6. **SpeechToTextService**: Main coordinator that orchestrates all components. Provides `start_async()` for MCP mode (background execution) and `start()` for standalone mode (blocking execution).

# Abandoned ideas

## ydotool for Wayland text injection
Considered using ydotool for keyboard access on Wayland systems. Abandoned because:
- Requires root privileges for /dev/uinput access
- Python wrappers are unmaintained (pydotool, pyydotool, TotoBotKey)
- Not packaged for Debian

## xdotool for X11 text injection
Attempted using xdotool for keyboard simulation on X11. Abandoned because:
- Most modern Linux systems run on Wayland, not X11 (check you system with `echo $XDG_SESSION_TYPE`)

## Direct MCP text injection
Investigated injecting text directly through MCP protocol. Abandoned because:
- It seems that MCP tools can only return content to Claude (as output), not inject into input stream

## Hot-swapping audio devices (microphones) without container restart
Attempted to support switching between microphones without restarting the container.

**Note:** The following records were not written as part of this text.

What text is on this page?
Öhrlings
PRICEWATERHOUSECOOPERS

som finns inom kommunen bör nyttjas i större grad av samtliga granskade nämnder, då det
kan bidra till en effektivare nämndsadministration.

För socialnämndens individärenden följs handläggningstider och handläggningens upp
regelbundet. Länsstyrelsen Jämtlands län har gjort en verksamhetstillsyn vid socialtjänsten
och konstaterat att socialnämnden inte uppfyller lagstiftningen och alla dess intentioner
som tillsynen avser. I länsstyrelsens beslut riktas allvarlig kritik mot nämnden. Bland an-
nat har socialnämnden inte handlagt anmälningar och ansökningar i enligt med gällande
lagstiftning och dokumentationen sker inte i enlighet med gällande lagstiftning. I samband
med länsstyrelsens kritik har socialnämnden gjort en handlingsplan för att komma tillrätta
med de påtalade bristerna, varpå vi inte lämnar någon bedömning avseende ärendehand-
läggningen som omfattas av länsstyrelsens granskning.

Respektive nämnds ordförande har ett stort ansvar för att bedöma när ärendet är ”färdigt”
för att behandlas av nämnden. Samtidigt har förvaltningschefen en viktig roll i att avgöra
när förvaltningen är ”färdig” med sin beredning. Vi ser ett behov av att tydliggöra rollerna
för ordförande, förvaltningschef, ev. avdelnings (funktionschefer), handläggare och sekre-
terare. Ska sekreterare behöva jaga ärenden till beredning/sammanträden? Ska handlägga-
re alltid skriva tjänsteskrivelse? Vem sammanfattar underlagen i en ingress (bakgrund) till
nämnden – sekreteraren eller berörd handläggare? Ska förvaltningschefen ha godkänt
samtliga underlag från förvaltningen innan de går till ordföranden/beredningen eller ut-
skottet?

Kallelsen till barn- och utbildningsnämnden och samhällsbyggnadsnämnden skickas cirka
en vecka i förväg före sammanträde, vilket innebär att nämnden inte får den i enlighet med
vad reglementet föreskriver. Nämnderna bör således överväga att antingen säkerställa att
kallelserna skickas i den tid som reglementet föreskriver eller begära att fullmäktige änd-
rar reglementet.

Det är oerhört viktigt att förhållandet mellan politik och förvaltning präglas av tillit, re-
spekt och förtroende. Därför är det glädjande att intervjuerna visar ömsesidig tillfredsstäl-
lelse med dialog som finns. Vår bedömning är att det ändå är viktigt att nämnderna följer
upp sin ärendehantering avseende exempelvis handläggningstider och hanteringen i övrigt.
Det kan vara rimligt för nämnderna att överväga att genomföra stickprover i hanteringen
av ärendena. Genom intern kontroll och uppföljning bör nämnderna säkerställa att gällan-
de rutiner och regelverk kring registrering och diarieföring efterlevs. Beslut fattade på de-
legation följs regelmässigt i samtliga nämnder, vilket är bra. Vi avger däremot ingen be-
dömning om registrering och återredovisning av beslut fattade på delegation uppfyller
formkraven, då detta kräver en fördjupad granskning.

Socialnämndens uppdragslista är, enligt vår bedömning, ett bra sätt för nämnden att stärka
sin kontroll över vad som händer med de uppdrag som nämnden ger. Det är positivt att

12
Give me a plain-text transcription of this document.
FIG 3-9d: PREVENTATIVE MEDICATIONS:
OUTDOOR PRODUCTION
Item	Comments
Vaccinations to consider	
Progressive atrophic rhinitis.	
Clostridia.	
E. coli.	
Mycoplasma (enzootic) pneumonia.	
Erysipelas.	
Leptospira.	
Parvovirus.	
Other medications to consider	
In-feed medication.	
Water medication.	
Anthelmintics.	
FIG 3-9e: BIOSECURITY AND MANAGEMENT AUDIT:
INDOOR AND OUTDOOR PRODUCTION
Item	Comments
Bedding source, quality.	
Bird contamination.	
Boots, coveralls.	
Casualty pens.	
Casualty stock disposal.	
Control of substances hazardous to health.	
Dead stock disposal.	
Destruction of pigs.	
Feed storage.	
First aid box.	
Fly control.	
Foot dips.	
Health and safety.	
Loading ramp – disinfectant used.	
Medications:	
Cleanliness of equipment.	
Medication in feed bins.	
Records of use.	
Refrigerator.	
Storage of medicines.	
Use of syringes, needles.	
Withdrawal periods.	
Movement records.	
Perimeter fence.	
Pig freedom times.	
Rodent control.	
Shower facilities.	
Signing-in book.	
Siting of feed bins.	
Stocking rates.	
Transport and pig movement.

Abandoned because:
- Docker's `--device` flag captures a snapshot of `/dev/snd` at container startup. Subsequently selected or hot-plugged audio devices are not visible inside the container.
- Bind mounting the entire `/dev` directory (`-v /dev:/dev`) to enable real-time device visibility is a security risk.
- This is a known Docker limitation documented in [moby/moby#39262](https://github.com/moby/moby/issues/39262).
- Workaround: Restart the container when switching microphones.